Chinese manufacturers face a downshift in growth, structural adjustment and a shift in growth engines, said Miao Wei, minister of industry and information technology.

China is moving toward an economy boosted by consumer spending, innovation and services, reducing reliance on investment and exports of low value-added goods, boosted by strengthened efforts in innovation and research.

China's research and development expenditure rose 9.4 percent in 2016 year on year to 1.55 trillion yuan (about 226 billion U.S. dollars), accounting for 2.08 percent of gross domestic product (GDP) in 2016, data from the National Bureau of Statistics (NBS) revealed.

"China is an important player not only in manufacturing but also in the Internet industry, so giving full play to both strengths will speed up China's industrialization process," Miao stressed.

Miao's view is echoed by Bai Ming, from the Ministry of Commerce, who said that manufacturing upgrades are closely linked with China's ongoing supply-side structural reform and can unleash market potential to bolster economic growth.

China is pressing ahead with supply-side structural reform, which features cutting overcapacity, deleveraging, lowering costs, reducing inventories and strengthening weak business links to generate sustainable long-term growth.
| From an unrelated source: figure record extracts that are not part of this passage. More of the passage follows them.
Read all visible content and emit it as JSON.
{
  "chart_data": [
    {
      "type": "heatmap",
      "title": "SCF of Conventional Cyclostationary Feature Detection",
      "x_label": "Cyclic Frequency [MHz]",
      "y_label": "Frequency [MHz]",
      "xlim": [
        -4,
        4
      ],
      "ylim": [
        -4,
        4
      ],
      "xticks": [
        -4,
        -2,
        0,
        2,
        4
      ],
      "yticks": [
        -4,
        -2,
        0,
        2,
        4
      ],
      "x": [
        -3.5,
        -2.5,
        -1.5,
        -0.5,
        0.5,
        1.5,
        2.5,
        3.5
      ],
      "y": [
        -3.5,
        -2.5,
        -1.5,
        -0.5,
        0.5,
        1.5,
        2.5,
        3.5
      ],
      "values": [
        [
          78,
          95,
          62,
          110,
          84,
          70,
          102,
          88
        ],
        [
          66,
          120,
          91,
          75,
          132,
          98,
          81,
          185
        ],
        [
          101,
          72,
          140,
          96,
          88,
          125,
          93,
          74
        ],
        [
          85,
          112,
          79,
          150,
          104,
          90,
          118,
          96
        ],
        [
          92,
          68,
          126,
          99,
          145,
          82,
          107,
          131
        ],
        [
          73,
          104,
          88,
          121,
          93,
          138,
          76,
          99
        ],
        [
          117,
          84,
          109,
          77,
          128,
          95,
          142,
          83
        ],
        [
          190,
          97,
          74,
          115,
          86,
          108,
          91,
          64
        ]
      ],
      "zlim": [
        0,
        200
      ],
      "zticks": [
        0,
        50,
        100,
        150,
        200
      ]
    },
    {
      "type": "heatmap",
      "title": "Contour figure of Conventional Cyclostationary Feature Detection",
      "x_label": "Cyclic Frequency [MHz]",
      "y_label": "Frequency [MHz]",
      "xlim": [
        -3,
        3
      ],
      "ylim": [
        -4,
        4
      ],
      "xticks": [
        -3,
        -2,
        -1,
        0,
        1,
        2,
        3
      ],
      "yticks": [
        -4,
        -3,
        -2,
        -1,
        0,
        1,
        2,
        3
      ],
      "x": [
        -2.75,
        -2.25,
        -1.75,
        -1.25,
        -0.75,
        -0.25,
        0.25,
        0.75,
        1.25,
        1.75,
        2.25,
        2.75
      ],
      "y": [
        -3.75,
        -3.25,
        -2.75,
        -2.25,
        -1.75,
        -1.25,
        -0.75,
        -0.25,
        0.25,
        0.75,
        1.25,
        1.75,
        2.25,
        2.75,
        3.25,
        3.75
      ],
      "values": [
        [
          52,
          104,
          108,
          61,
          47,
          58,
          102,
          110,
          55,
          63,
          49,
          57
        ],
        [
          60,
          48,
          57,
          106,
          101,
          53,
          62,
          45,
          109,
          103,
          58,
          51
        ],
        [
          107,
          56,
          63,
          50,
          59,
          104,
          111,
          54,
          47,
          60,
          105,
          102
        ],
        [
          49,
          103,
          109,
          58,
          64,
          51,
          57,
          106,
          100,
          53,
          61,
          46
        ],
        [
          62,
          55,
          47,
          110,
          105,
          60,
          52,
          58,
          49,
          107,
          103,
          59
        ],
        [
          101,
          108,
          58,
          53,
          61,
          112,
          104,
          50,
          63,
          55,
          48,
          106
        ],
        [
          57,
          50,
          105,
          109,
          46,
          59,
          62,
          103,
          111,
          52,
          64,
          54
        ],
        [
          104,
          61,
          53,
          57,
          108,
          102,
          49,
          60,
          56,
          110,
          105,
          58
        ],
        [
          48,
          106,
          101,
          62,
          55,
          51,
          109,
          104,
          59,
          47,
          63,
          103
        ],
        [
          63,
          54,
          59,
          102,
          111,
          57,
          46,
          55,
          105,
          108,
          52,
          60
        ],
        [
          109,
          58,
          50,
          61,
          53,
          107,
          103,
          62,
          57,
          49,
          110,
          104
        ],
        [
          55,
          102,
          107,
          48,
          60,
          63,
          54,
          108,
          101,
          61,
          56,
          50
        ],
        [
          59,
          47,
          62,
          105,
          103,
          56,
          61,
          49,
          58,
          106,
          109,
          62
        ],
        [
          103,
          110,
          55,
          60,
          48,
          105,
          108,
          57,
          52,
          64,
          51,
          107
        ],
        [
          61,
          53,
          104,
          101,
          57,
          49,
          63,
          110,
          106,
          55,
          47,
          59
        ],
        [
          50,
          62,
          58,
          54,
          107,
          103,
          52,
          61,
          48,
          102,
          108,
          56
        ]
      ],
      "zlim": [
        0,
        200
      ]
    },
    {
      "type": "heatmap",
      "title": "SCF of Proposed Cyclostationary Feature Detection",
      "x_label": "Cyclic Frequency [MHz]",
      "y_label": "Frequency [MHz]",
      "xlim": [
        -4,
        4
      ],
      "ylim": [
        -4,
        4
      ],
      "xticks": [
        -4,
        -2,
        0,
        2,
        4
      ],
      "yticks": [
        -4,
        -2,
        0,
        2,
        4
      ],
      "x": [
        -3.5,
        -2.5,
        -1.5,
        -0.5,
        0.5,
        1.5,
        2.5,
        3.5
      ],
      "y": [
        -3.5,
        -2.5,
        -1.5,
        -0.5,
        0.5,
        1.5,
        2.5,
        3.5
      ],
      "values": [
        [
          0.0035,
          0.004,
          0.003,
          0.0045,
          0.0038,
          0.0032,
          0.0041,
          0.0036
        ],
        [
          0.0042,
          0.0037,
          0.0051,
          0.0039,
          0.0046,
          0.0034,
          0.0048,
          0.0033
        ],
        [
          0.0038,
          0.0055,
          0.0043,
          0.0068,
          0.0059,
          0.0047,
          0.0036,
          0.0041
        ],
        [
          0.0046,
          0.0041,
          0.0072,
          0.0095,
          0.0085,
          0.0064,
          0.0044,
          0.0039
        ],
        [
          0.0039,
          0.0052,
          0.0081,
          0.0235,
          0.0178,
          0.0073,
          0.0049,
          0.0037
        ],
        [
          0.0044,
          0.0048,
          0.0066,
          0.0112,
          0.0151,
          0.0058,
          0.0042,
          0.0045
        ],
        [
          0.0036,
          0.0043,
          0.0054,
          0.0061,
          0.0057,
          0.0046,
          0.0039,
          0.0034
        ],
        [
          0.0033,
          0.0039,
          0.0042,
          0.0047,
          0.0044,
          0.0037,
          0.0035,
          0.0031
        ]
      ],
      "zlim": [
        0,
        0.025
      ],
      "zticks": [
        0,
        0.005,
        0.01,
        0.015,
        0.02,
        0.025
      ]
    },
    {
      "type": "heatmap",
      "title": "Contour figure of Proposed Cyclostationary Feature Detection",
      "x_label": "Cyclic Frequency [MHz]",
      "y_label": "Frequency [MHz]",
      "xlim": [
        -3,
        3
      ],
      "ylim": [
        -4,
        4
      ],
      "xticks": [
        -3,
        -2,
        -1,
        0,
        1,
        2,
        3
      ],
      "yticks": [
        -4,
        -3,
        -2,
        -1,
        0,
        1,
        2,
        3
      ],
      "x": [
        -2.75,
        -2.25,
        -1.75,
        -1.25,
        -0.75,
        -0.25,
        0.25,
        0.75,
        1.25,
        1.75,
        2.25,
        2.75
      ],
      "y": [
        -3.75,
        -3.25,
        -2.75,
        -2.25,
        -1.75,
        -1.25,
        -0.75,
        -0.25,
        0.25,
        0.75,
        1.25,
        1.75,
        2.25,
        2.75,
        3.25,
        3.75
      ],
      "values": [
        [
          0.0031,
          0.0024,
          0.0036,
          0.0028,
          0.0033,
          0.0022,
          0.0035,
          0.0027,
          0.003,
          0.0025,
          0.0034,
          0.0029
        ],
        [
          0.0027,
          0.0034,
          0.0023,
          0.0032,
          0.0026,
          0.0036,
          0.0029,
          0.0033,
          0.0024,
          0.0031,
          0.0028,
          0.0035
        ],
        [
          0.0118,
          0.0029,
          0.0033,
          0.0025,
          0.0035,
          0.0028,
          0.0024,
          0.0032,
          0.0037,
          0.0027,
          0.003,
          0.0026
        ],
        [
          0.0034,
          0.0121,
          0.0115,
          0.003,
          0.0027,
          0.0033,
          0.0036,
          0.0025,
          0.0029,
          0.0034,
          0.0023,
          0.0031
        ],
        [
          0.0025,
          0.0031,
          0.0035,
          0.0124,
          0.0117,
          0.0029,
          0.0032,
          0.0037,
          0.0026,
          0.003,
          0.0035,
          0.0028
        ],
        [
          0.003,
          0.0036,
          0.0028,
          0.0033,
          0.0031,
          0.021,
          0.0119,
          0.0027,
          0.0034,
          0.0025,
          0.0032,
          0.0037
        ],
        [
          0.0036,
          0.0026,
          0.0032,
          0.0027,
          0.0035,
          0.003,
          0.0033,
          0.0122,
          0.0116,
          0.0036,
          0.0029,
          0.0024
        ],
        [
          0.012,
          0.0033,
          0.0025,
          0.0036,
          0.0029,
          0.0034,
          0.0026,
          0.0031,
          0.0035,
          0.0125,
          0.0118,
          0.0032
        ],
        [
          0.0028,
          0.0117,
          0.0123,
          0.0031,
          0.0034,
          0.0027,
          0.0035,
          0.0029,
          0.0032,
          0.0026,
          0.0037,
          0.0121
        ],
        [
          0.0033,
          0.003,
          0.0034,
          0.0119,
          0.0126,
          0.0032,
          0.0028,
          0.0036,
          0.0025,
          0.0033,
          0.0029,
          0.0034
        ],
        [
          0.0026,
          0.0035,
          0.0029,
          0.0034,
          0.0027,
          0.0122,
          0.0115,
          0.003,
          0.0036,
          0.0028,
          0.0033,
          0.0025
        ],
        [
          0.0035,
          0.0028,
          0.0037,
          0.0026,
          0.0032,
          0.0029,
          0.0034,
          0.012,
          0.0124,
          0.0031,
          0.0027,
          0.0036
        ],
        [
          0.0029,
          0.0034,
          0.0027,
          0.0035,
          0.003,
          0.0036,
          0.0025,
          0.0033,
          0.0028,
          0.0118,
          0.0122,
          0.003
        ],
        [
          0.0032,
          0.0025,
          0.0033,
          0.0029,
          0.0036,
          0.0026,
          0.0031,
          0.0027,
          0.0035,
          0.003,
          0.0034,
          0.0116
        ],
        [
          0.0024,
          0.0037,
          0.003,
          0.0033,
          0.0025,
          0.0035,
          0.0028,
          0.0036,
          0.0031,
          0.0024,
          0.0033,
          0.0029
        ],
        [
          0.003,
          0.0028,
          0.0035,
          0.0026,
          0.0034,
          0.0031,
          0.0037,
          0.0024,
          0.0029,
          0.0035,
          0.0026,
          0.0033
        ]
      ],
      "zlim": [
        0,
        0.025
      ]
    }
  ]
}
SHARPENING COMPETITIVENESS

Key technologies will be on top of the agenda, including independent research and development. Innovative development in fields such as new materials and robots will be accelerated, with more effort to be placed on establishing demonstration areas, where small and medium-sized enterprises can develop with large companies for collaborated growth and greater global competitiveness, noted the decision.

"This move aimed at promoting the experience of demonstration areas nationwide, unleashing investors' innovation enthusiasm and enhancing different regions' unique manufacturing competitiveness on the basis of their local conditions," said Li Beiguang, a senior official with the Ministry of Industry and Information Technology.

Smart manufacturing and emerging sectors like the next-generation IT technology will embrace stellar growth in China over the next decade. These sectors will all have complete supply chains around them, which will attract massive investment, Guotai Junan Securities said in a report.

Smart manufacturing equipment will grow at a brisk pace in coming years, with the annual sales revenue to reach around 3 trillion yuan in 2020, predicted a recent industry report.

However, some industry observers cautioned that the process of sharpening manufacturing competitiveness and transferring technology innovation into successful products will be a bumpy road, with some advanced economies all striving to be the front runners.

"Industrial upgrading and increasing productivity will take many years of reforms, instead of being achieved overnight," said Zhao Yuncheng, a senior official at the NBS.